You can also use models trained by others. The ONNX Model Zoo hosts pre-trained models ready to use. You'll find computer vision models (ResNet, YOLO, EfficientNet), NLP models (BERT, GPT-2), and more. Download them from the official GitHub repository.
Hugging Face also hosts ONNX models. Search for models with "onnx" in the name or filter by ONNX format. Many popular transformer models are available in ONNX format already optimized for inference.
Before you proceed, run this command to fetch all required libraries with uv:
uv add torch torchvision tensorflow tf2onnx scikit-learn skl2onnx onnxscript
Step-by-step conversion process
Here's how to convert a PyTorch model to ONNX:
import torch
import torch.nn as nn
# Define a simple model
class SimpleModel(nn.Module):
def __init__(self):
super(SimpleModel, self).__init__()
self.fc = nn.Linear(10, 5)
def forward(self, x):
return self.fc(x)
# Create and prepare the model
model = SimpleModel()
model.eval() # Set to evaluation mode
# Create dummy input with the same shape as your real data
dummy_input = torch.randn(1, 10)
# Export to ONNX
torch.onnx.export(
model, # Model to export
dummy_input, # Example input
"simple_model.onnx", # Output file
input_names=["input"], # Name for the input
output_names=["output"], # Name for the output
dynamic_shapes={"x": {0: "batch_size"}}, # Allow variable batch size
)
New to PyTorch? Don’t let that hold you back. Our Deep Learning with PyTorch course covers the fundamentals in hours.

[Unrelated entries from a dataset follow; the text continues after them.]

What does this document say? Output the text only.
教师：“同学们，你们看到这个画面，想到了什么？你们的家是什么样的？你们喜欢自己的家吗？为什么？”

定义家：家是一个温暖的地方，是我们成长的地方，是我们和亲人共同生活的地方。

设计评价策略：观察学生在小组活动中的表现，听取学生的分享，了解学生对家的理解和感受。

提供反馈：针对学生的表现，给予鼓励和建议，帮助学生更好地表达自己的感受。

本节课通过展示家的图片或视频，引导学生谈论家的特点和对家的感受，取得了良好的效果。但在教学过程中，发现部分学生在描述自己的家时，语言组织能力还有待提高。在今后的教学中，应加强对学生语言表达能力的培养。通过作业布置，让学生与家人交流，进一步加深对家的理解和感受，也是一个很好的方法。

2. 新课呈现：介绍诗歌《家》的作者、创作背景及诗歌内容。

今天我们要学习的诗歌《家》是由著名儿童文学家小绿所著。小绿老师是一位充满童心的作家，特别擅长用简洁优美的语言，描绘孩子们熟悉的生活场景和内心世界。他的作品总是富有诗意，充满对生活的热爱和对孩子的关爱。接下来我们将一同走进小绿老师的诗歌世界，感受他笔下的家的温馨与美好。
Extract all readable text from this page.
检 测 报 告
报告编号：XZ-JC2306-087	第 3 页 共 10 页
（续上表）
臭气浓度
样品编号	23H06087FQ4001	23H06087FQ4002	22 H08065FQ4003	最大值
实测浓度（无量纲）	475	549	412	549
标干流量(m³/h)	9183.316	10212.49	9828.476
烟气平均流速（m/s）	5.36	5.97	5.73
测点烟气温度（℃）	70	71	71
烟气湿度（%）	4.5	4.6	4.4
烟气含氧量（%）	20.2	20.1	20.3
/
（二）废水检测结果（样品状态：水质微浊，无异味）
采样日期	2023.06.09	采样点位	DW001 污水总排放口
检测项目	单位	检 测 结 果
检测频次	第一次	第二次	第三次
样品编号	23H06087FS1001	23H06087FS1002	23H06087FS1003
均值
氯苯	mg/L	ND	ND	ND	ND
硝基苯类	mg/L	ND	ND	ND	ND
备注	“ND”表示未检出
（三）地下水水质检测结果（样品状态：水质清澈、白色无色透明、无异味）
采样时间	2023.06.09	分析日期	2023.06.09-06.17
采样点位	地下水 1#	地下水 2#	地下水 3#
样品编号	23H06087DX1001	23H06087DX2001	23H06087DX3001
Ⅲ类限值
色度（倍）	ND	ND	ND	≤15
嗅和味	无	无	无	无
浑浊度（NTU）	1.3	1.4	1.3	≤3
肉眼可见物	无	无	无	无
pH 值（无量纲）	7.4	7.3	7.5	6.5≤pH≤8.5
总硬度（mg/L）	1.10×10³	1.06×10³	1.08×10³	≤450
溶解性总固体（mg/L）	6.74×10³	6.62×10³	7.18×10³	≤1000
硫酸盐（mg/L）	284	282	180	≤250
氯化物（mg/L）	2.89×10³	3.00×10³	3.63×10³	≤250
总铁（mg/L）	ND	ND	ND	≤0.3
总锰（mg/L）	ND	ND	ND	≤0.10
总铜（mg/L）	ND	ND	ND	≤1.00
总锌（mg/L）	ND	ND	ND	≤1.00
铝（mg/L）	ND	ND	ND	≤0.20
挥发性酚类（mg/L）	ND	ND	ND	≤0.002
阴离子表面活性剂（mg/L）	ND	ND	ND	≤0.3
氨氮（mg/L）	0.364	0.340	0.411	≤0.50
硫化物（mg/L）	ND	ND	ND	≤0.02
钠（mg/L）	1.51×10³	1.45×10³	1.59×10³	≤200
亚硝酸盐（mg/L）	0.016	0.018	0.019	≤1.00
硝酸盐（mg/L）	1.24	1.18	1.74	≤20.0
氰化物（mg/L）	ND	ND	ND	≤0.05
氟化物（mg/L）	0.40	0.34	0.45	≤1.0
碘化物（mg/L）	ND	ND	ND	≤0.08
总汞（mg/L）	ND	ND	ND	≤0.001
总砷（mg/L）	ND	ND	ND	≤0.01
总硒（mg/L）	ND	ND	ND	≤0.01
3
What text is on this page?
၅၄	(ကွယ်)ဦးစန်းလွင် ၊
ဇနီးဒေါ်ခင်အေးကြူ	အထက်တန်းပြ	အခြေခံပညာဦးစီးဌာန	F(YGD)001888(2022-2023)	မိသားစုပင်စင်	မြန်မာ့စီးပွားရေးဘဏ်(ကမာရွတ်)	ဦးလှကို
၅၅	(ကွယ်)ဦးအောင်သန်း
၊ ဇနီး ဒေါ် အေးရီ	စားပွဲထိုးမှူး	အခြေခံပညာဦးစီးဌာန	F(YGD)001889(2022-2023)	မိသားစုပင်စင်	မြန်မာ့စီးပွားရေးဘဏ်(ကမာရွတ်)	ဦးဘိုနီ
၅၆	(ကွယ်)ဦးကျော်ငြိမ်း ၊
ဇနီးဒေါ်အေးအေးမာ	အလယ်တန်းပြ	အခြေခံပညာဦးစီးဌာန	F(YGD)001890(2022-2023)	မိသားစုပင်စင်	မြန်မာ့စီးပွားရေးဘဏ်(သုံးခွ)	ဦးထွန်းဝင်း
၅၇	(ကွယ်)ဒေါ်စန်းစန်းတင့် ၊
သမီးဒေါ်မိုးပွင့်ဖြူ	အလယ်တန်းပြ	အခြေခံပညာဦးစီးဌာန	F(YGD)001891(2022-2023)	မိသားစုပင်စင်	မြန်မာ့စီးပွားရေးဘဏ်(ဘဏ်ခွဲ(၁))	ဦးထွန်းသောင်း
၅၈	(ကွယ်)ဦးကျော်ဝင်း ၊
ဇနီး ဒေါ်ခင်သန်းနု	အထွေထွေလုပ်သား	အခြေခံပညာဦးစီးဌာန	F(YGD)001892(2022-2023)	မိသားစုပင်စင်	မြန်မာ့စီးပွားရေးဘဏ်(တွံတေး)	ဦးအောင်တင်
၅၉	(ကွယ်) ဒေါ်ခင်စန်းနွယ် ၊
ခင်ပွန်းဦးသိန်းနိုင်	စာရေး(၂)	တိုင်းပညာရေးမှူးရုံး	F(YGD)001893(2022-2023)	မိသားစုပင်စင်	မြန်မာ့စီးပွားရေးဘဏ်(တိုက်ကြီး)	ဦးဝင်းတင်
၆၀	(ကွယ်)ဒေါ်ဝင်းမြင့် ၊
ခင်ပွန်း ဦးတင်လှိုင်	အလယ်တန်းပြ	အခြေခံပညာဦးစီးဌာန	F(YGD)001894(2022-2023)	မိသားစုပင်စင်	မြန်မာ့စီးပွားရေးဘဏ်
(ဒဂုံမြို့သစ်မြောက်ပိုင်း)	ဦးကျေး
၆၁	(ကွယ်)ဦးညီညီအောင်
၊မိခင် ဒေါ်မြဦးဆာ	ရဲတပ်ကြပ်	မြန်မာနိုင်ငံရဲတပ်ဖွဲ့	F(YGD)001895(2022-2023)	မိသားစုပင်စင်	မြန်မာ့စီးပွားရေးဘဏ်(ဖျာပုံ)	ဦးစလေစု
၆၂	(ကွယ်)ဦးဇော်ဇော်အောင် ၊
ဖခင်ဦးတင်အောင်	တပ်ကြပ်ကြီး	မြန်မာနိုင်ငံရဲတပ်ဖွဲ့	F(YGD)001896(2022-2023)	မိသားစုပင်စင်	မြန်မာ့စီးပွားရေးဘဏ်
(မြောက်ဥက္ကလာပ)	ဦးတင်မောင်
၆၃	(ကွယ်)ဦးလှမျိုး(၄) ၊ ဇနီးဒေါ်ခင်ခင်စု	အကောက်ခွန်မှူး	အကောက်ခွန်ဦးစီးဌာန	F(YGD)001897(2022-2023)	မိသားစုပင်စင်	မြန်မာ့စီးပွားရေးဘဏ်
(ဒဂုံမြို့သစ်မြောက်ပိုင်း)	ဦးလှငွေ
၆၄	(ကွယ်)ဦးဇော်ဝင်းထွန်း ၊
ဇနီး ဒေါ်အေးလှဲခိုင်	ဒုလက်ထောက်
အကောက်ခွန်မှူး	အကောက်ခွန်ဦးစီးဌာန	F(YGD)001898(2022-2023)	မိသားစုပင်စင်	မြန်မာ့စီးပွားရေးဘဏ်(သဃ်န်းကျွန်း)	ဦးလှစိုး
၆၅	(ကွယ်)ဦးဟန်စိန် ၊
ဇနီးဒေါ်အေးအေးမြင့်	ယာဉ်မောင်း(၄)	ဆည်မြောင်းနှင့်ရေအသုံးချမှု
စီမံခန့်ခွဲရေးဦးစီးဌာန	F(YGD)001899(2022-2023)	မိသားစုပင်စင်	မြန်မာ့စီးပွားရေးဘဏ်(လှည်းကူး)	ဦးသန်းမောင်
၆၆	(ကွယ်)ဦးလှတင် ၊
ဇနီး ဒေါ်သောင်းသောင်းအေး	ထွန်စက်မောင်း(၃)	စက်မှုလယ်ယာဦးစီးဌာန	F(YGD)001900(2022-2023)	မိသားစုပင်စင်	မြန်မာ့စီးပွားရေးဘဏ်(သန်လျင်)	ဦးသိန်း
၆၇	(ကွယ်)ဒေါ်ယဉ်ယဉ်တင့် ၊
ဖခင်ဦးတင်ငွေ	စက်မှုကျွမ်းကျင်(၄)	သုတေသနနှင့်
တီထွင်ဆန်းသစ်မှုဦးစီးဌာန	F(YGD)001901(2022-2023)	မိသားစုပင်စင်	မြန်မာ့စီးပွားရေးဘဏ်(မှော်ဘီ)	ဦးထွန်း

The dummy input matters. ONNX needs to know the input shape to build the graph. If your model accepts variable-length sequences or different batch sizes, use dynamic_shapes to mark those dimensions as dynamic.
Always set your model to evaluation mode with model.eval() before export. This disables dropout and batch normalization training behavior. If you forget this step, your converted model won't match the original.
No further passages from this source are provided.